エチレン−酢酸ビニル共重合体(ザ・ポリオレフィン・カンパニー社製 コスモセン H2181[MFR=2g/10分、密度=940kg/m3、酢酸ビニル単位量=18重量%];以下、EVA(3)と称する。)100重量部と、重質炭酸カルシウム10重量部と、ステアリン酸0.5重量部と、酸化亜鉛1.5重量部と、化学発泡剤3.0重量部と、ジクミルパーオキサイド0.7重量部とを、ロール混練機を用いて、ロール温度120℃、混練時間5分間の条件で混錬を行い、樹脂組成物を得た。該樹脂組成物を22.8cm×15cm×1.2cmの金型に充填し、温度160℃、時間11分間、圧力150kg/cm2の条件で加圧発泡させることにより1次発泡成形体を得た。次いで得られた1次発泡体を厚さ1.0cmにスライスしたものを26cm×18cm×1.0cmの金型に充填し、温度150℃、圧力150kg/cm2の条件で210秒間加熱プレスした後、600秒間冷却することで2次成形体を得た。得られた2次成形体の物性評価結果を表1に示す。
Claims (6)
- 下記成分(イ)および(ロ)を含有し、成分(イ)と(ロ)の総量を100重量%として、成分(イ)の含有量が99〜30重量%であり、成分(ロ)の含有量が1〜70重量%である樹脂組成物。

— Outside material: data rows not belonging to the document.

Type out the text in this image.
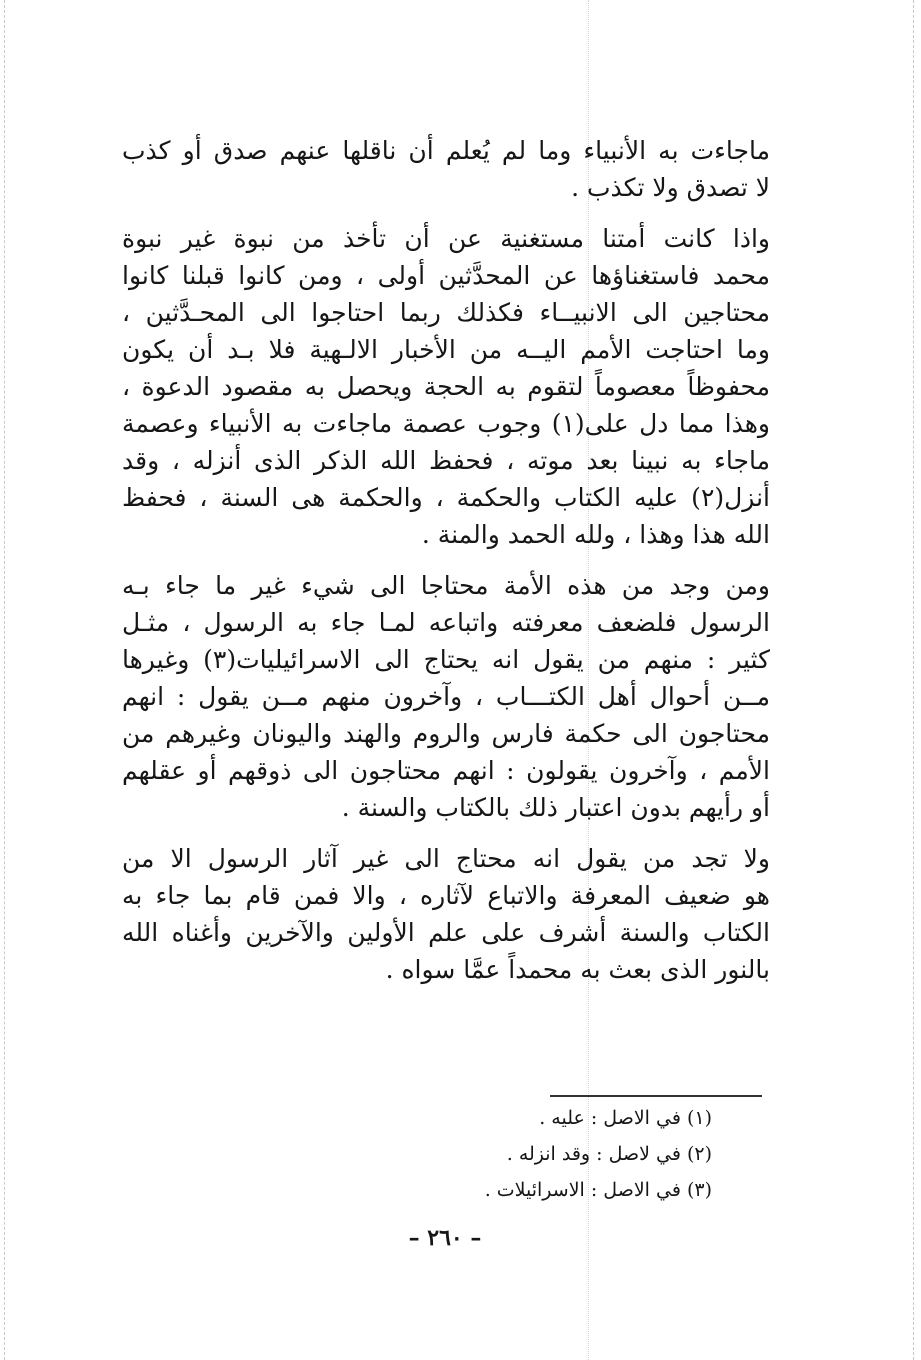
ماجاءت به الأنبياء وما لم يُعلم أن ناقلها عنهم صدق أو كذب
لا تصدق ولا تكذب .
واذا كانت أمتنا مستغنية عن أن تأخذ من نبوة غير نبوة
محمد فاستغناؤها عن المحدَّثين أولى ، ومن كانوا قبلنا كانوا
محتاجين الى الانبيــاء فكذلك ربما احتاجوا الى المحـدَّثين ،
وما احتاجت الأمم اليــه من الأخبار الالـهية فلا بـد أن يكون
محفوظاً معصوماً لتقوم به الحجة ويحصل به مقصود الدعوة ،
وهذا مما دل على(١) وجوب عصمة ماجاءت به الأنبياء وعصمة
ماجاء به نبينا بعد موته ، فحفظ الله الذكر الذى أنزله ، وقد
أنزل(٢) عليه الكتاب والحكمة ، والحكمة هى السنة ، فحفظ
الله هذا وهذا ، ولله الحمد والمنة .
ومن وجد من هذه الأمة محتاجا الى شيء غير ما جاء بـه
الرسول فلضعف معرفته واتباعه لمـا جاء به الرسول ، مثـل
كثير : منهم من يقول انه يحتاج الى الاسرائيليات(٣) وغيرها
مــن أحوال أهل الكتـــاب ، وآخرون منهم مــن يقول : انهم
محتاجون الى حكمة فارس والروم والهند واليونان وغيرهم من
الأمم ، وآخرون يقولون : انهم محتاجون الى ذوقهم أو عقلهم
أو رأيهم بدون اعتبار ذلك بالكتاب والسنة .
ولا تجد من يقول انه محتاج الى غير آثار الرسول الا من
هو ضعيف المعرفة والاتباع لآثاره ، والا فمن قام بما جاء به
الكتاب والسنة أشرف على علم الأولين والآخرين وأغناه الله
بالنور الذى بعث به محمداً عمَّا سواه .
(١) في الاصل : عليه .
(٢) في لاصل : وقد انزله .
(٣) في الاصل : الاسرائيلات .
– ٢٦٠ –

(イ)エチレンに基づく単量体単位と炭素原子数が3〜20のα−オレフィンに基づく単量体単位とを有し、メルトフローレートが0.01〜5g/10分であり、流動の活性化エネルギーが55kJ/mol以上であるエチレン−α−オレフィン系共重合体
(ロ)カルボン酸ビニルエステルである不飽和エステルに基づく単量体単位とエチレンに基づく単量体単位とを有し、メルトフローレートが0.1〜4g/10分であるエチレン−不飽和エステル系共重合体 - 請求項1に記載の樹脂組成物を加圧発泡成形してなる加圧発泡成形体。
- 請求項2に記載の加圧発泡成形体からなる靴底。
- 請求項2に記載の加圧発泡成形体からなる発泡層と、エチレン系樹脂以外の材料からなる層とを積層してなる多層成形体。
- エチレン系樹脂以外の材料からなる層が、塩化ビニル樹脂材料、スチレン系共重合体ゴム材料、オレフィン系共重合体ゴム材料、天然皮革材料、人工皮革材料、および布材料からなる群から選ばれる少なくとも1種の材料を含有する層である請求項4に記載の多層成形体。
- 請求項4または5に記載の多層成形体からなる靴底。